One idea Mandelman floated is establishing a community development organization focused on building affordable housing for the LGBT community in the Castro. It would be modeled after established agencies in the city's Chinese and Latino communities.

By the end of the year Mandelman pledged to reach out to property owners to gauge their interest in redeveloping their sites.

"I do think there are potential sites for new developments of affordable housing," he said.

Staff, swearing-in set

Mandelman will be sworn into office at 1 p.m. Wednesday, July 11, inside the board's chambers in City Hall a couple of hours after Breed takes her oath of office to become mayor. He will also resign that day from his seat on the city's community college board, allowing Breed to appoint his replacement.

Mandelman said he did not suggest anyone in particular to Breed. He does believe she should look at naming an Asian-American appointee since that community currently is not represented on the college board.

He already has hired his three legislative aides to assist him at City Hall. Fellow gay community college board trustee Tom Temprano will be handling issues related to the Castro. The well known DJ will need to step away from the bar he co-owns in the Mission due to working for Mandelman.

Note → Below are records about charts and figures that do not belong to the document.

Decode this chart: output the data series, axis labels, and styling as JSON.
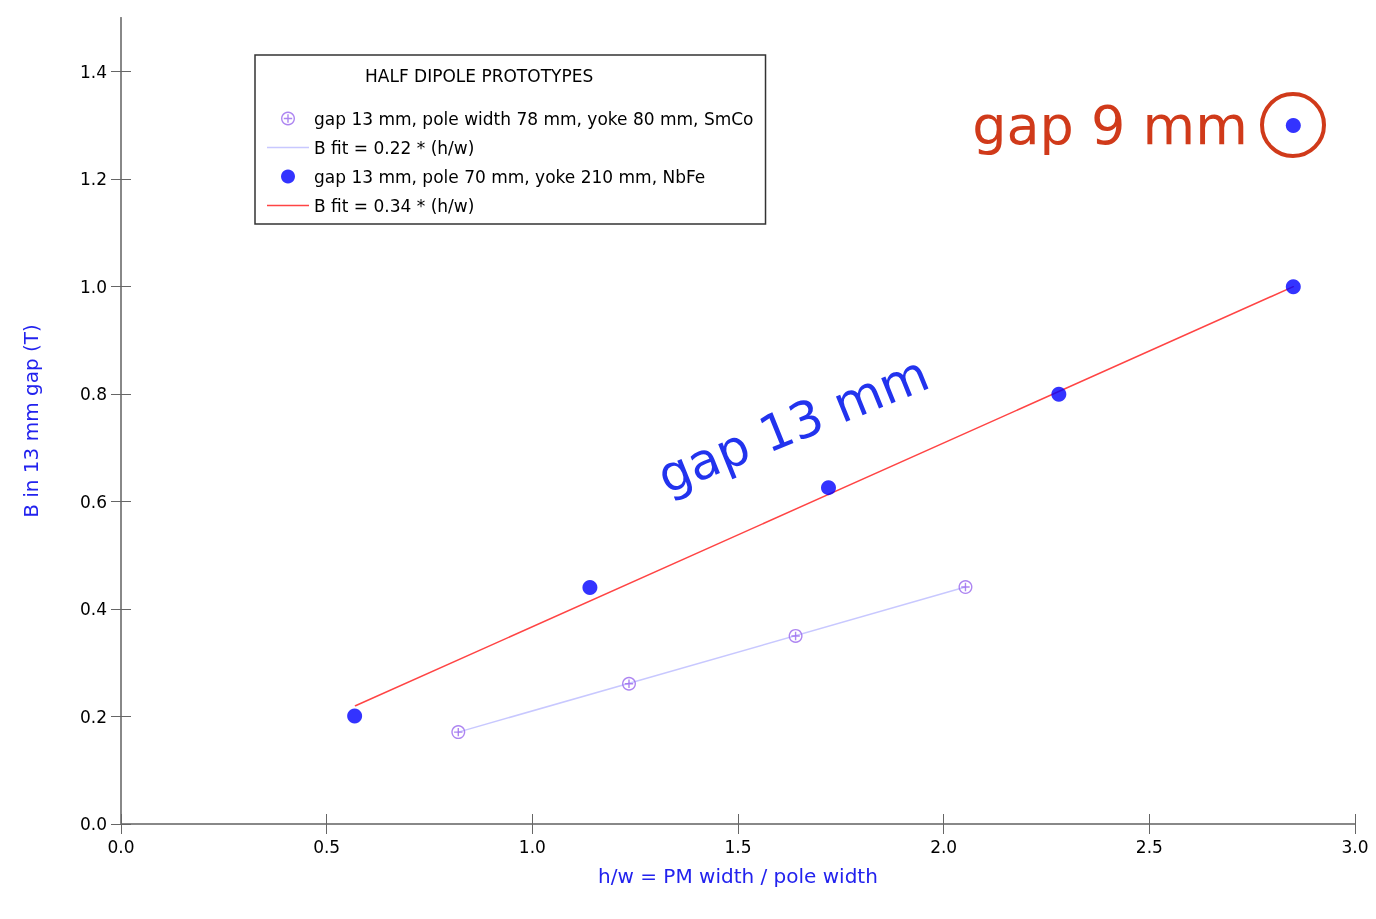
{
  "chart_data": {
    "type": "scatter",
    "xlabel": "h/w = PM width / pole width",
    "ylabel": "B in 13 mm gap (T)",
    "legend_title": "HALF DIPOLE PROTOTYPES",
    "legend": "top left",
    "grid": false,
    "xlim": [
      0,
      3
    ],
    "xticks": [
      {
        "value": 0,
        "label": "0.0"
      },
      0.5,
      {
        "value": 1,
        "label": "1.0"
      },
      1.5,
      {
        "value": 2,
        "label": "2.0"
      },
      2.5,
      {
        "value": 3,
        "label": "3.0"
      }
    ],
    "ylim": [
      0,
      1.5
    ],
    "yticks": [
      {
        "value": 0,
        "label": "0.0"
      },
      0.2,
      0.4,
      0.6,
      0.8,
      {
        "value": 1,
        "label": "1.0"
      },
      1.2,
      1.4
    ],
    "series": [
      {
        "name": "gap 13 mm, pole width 78 mm, yoke 80 mm, SmCo",
        "marker": "cross",
        "color": "#9966ee",
        "x": [
          0.82,
          1.235,
          1.64,
          2.053
        ],
        "values": [
          0.171,
          0.261,
          0.35,
          0.441
        ]
      },
      {
        "name": "B fit = 0.22 * (h/w)",
        "type": "line",
        "marker": "none",
        "color": "#c8c8ff",
        "x": [
          0.82,
          2.053
        ],
        "values": [
          0.171,
          0.441
        ]
      },
      {
        "name": "gap 13 mm, pole 70 mm, yoke 210 mm, NbFe",
        "marker": "circle",
        "color": "#0000ff",
        "x": [
          0.568,
          1.14,
          1.72,
          2.28,
          2.85,
          2.85
        ],
        "values": [
          0.201,
          0.44,
          0.626,
          0.8,
          1.0,
          1.3
        ]
      },
      {
        "name": "B fit = 0.34 * (h/w)",
        "type": "line",
        "marker": "none",
        "color": "#ff4444",
        "x": [
          0.57,
          2.85
        ],
        "values": [
          0.22,
          1.0
        ]
      }
    ],
    "annotations": [
      "gap 13 mm",
      "gap 9 mm"
    ]
  }
}
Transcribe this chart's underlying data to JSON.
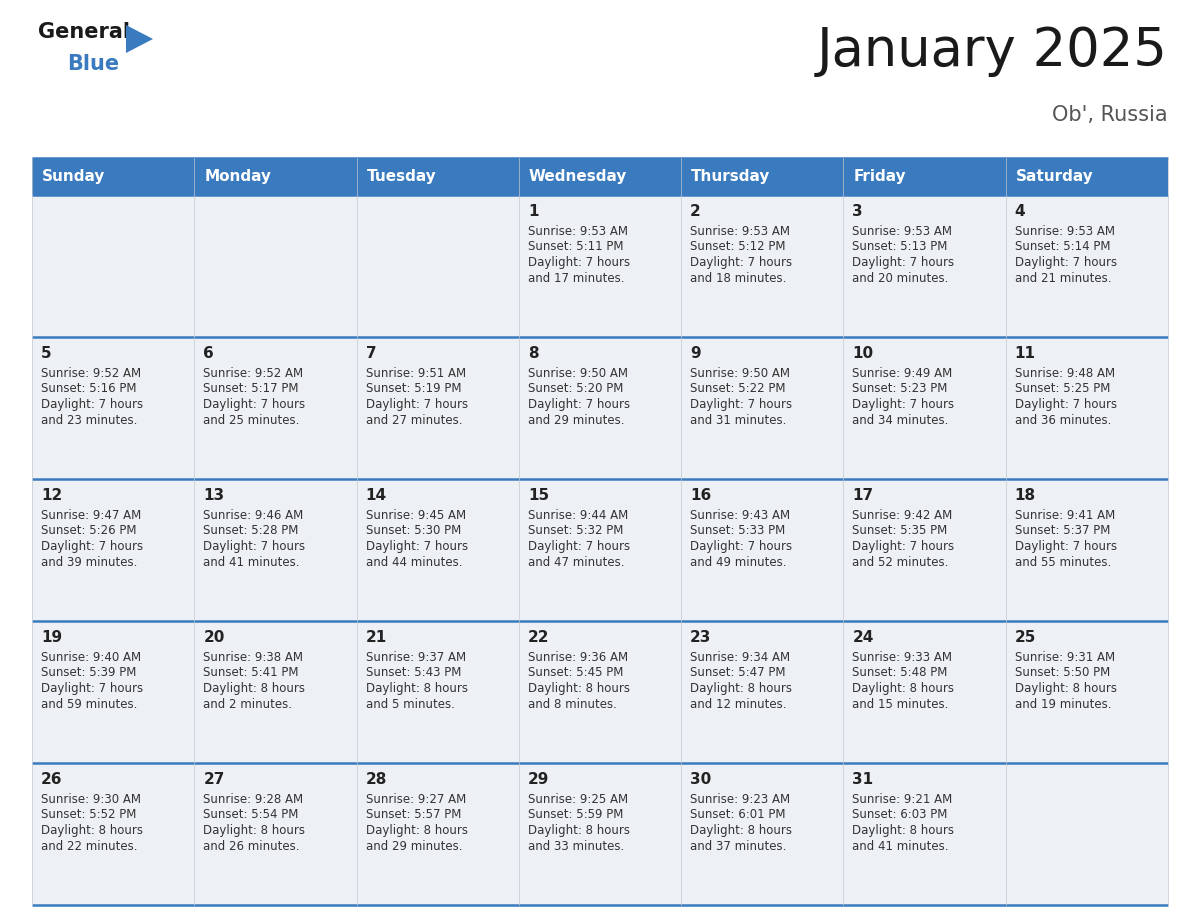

Kyle Smeallie, a straight man who was Mandelman's campaign manager, will focus on Noe Valley where the campaign had its headquarters. Erin Mundy, a queer bisexual woman who served as the campaign manager of gay former state lawmaker and city supervisor Mark Leno's failed mayoral bid, will handle issues in the hillside neighborhoods of the district.

They are still determining what citywide policy issues each will focus on in the supervisor's office.

Mandelman's victory last month means the progressives will once again have a 6-5 majority on the board, as Sheehy had aligned with the moderates. But moving to block the progressive supervisors from electing a member of their bloc the new board president, Breed resigned from the position at the end of the supervisor's June 26 meeting. (She will step down as the District 5 supervisor the day she becomes mayor.)

She voted Tuesday night with the 10 other supervisors to elect District 10 Supervisor Malia Cohen as her successor through the end of the year. Cohen, who is termed out this year and seeking a seat on the state tax board in November, was the only person to be nominated for the powerful post.

With competitive races for the board's District 2, 4, 6, and 10 seats on the November ballot, control of the board could swing back to the moderates next year. A new board president will be elected in early January when the winners of the fall races are sworn into office.

Facing only token opposition in November, Mandelman is expected to easily win a full four-year term as supervisor.

"It means I get to start doing the job. I don't have to spend the next six months dividing myself between a campaign and doing the job," said Mandelman. "It is hard to do that and do a good job as a supervisor."

Political Notes, the notebook's online companion, is going on summer hiatus. It will return Monday, July 30.